Bezirksälteste Krack weist in seinen Gedanken für die Ruheständler unter anderem auf einen Friedhof mit "lebenden Steinen" hin, den er einmal besucht habe. Es handele sich hier nicht um einen esoterischen Begriff, sondern bedeute nur, dass auf den jahrhundertealten Grabsteinen auch Aussagen zum Charakter und Leben der Bestatteten eingemeißelt worden seien, die einem über die Geburts- und Sterbedaten hinaus etwas erzählten. Auch Jesus Christus habe sich für die einzelne Person interessiert und sie gekannt, wie die Begegnung mit der Samariterin am Jakobsbrunnen zeige. Gott kenne das Leben aller Menschen mit allen "Unmöglichkeiten".

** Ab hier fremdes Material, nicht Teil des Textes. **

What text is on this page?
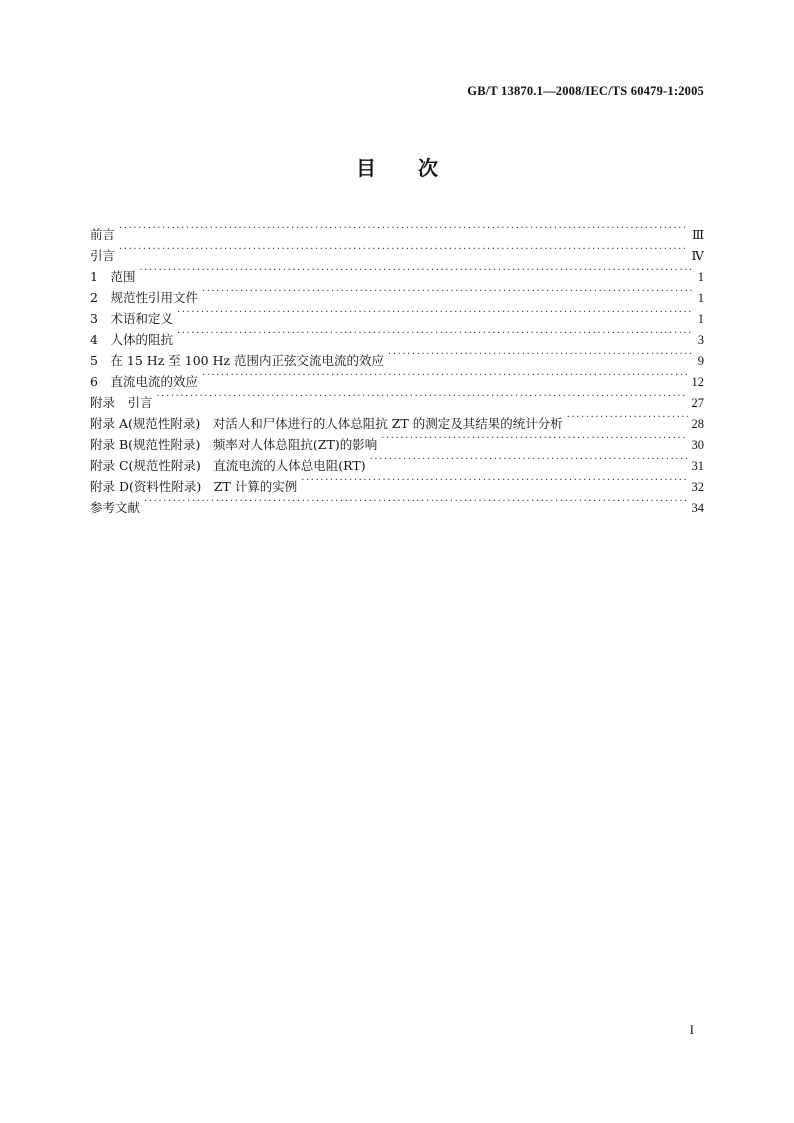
GB/T 13870.1—2008/IEC/TS 60479-1:2005
目 次
前言 ·····	Ⅲ
引言 ·····	Ⅳ
1　范围 ·····	1
2　规范性引用文件 ·····	1
3　术语和定义 ·····	1
4　人体的阻抗 ·····	3
5　在 15 Hz 至 100 Hz 范围内正弦交流电流的效应 ·····	9
6　直流电流的效应 ·····	12
附录　引言 ·····	27
附录 A(规范性附录)　对活人和尸体进行的人体总阻抗 ZT 的测定及其结果的统计分析 ·····	28
附录 B(规范性附录)　频率对人体总阻抗(ZT)的影响 ·····	30
附录 C(规范性附录)　直流电流的人体总电阻(RT) ·····	31
附录 D(资料性附录)　ZT 计算的实例 ·····	32
参考文献 ·····	34
I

Auch Bezirksevangelist Radtke berichtet von einem besonderen Friedhof, einem Friedhof für Heimatlose, den er auf einer Insel entdeckt habe. Aus christlicher Pflicht heraus habe man an den Strand gespülte Leichname dort bestattet. Ein Gedenkstein bringe zum Ausdruck, dass Jesus durch sein Opfer auf Golgatha den Heimatlosen eine Heimat bereitet habe. Auf der Texttafel des Gedenksteins sei die letzte Strophe des Gedichtes "Heimat für Heimatlose" des evangelischen Theologen Rudolf Kögel aus Berlin [1829 - 1896] zu lesen: "Wir sind ein Volk, vom Strom der Zeit, gespült zum Erdeneiland, voll Unfall und voll Herzeleid bis heim uns holt der Heiland. Das Vaterhaus ist immer nah, wie wechselnd auch die Lose - es ist das Kreuz von Golgatha Heimat für Heimatlose."

Bischof Knispel dankte in seinen abschließenden Worten den Akteuren des Nachmittags. Der Funke sei übergesprungen, es sei auch eine besondere Vorbereitung auf den Gottesdienst für Entschlafene gewesen. Wie es in einem Lied in Bezug auf die Liebe Gottes heiße (Gesangbuch Nr. 294, Refrain): "Durchflute mein Herz und mein Leben", möge die Liebe Gottes das eigene Leben bestimmen.